Sam Avanzo Windett, Deputy Director, Learning and Work Institute:

“Educational attainment is central to life chances, yet our Youth Commission found that this is more dependent on family background here than in other countries. Today’s Times Education Commission report provides important insights into the inequalities in Britain’s education system and what needs to change.

We need a broad set of ideas to improve employment and skills outcomes, built on a firm understanding of future career opportunities and essential skills needs. Our research shows that profound economic and social changes, particularly the collision of advances in technology and lengthening working lives, require a sound platform of skills and flexible ways to learn. We need a more joined up approach to set a higher ambition for education and employment, including a focus on lifelong learning, for everyone to have an opportunity to realise their ambitions in learning, work and throughout life.”

Jane Hickie, AELP Chief Executive:

“Although we’d have liked the Times Education Commission to have focused more on FE and lifelong learning, there are some positive aspects of the report that deserve full consideration. This includes recommendations for improved pay and conditions in the FE sector and that careers guidance should be an integral part of education and offer better links with local businesses.

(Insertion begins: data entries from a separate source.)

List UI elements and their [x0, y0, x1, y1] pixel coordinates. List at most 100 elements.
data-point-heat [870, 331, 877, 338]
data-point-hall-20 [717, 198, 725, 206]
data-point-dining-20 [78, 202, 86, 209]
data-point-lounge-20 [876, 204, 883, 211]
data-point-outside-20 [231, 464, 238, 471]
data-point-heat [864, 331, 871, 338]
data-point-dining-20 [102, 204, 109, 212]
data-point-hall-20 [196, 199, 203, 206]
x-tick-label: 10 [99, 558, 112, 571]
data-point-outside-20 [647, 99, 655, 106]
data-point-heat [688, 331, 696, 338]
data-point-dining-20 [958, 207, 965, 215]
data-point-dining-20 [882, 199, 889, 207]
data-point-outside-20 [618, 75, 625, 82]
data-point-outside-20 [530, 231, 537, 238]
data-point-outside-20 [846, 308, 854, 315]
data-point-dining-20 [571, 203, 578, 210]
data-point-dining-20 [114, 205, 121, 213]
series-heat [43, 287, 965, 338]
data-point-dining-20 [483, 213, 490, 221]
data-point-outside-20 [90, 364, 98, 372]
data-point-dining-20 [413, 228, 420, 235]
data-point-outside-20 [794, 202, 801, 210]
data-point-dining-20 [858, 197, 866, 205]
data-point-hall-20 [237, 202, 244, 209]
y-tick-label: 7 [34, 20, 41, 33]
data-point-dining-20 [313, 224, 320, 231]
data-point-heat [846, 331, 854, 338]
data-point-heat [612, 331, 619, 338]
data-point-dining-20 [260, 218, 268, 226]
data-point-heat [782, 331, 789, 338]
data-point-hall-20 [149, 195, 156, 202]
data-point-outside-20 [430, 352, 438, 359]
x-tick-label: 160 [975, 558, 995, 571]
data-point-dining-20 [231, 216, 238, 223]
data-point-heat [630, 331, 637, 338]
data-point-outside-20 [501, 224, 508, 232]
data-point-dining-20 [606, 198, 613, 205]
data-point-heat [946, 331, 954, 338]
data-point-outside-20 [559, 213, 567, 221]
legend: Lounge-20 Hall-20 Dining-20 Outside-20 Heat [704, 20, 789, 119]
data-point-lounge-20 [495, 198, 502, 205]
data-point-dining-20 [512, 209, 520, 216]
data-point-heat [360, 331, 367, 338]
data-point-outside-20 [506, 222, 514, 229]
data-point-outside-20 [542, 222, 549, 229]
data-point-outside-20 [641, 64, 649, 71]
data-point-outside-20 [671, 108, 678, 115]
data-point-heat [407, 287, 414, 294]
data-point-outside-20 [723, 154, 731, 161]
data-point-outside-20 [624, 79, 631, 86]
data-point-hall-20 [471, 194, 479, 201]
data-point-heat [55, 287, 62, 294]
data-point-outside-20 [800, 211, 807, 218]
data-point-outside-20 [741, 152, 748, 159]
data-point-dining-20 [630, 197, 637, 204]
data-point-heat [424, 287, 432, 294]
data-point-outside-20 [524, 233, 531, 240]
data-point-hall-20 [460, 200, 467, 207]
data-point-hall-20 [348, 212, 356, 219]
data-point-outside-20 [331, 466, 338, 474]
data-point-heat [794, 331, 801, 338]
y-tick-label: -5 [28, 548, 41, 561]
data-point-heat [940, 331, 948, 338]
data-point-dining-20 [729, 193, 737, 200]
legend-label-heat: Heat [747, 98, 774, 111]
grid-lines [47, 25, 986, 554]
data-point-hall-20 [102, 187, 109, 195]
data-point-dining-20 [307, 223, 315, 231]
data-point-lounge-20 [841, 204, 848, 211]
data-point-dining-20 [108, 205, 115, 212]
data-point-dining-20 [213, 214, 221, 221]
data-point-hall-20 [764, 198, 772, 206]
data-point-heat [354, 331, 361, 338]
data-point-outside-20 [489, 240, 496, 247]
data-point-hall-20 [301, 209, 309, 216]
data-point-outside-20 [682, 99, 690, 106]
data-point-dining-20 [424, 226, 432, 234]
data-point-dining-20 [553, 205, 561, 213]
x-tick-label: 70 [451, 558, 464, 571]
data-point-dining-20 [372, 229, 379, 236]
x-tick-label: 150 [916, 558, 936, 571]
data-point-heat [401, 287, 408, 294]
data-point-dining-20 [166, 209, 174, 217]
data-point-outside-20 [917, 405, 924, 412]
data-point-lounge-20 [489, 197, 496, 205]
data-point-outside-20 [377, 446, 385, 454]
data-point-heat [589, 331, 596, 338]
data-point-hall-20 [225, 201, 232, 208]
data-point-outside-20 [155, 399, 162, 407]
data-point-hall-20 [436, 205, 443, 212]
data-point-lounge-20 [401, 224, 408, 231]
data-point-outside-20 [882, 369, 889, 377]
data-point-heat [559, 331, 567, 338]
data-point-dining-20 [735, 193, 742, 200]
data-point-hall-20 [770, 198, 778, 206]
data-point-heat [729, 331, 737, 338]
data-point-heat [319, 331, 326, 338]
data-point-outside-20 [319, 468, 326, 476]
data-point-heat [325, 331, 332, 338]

“We know that pay and conditions are significant issues in the FE sector- with many providers struggling to recruit and retain good staff- particularly in light of the ongoing cost of living crisis. Therefore, further intervention to support the sector would be welcome. Ensuring that young people have high quality careers information, advice and guidance (CIAG) that explains all options open to them is crucial in helping overcome barriers to learning and promoting social mobility. CIAG should be accessible for all ages, in every area of the country, and must offer parity of esteem between academic and vocational routes.”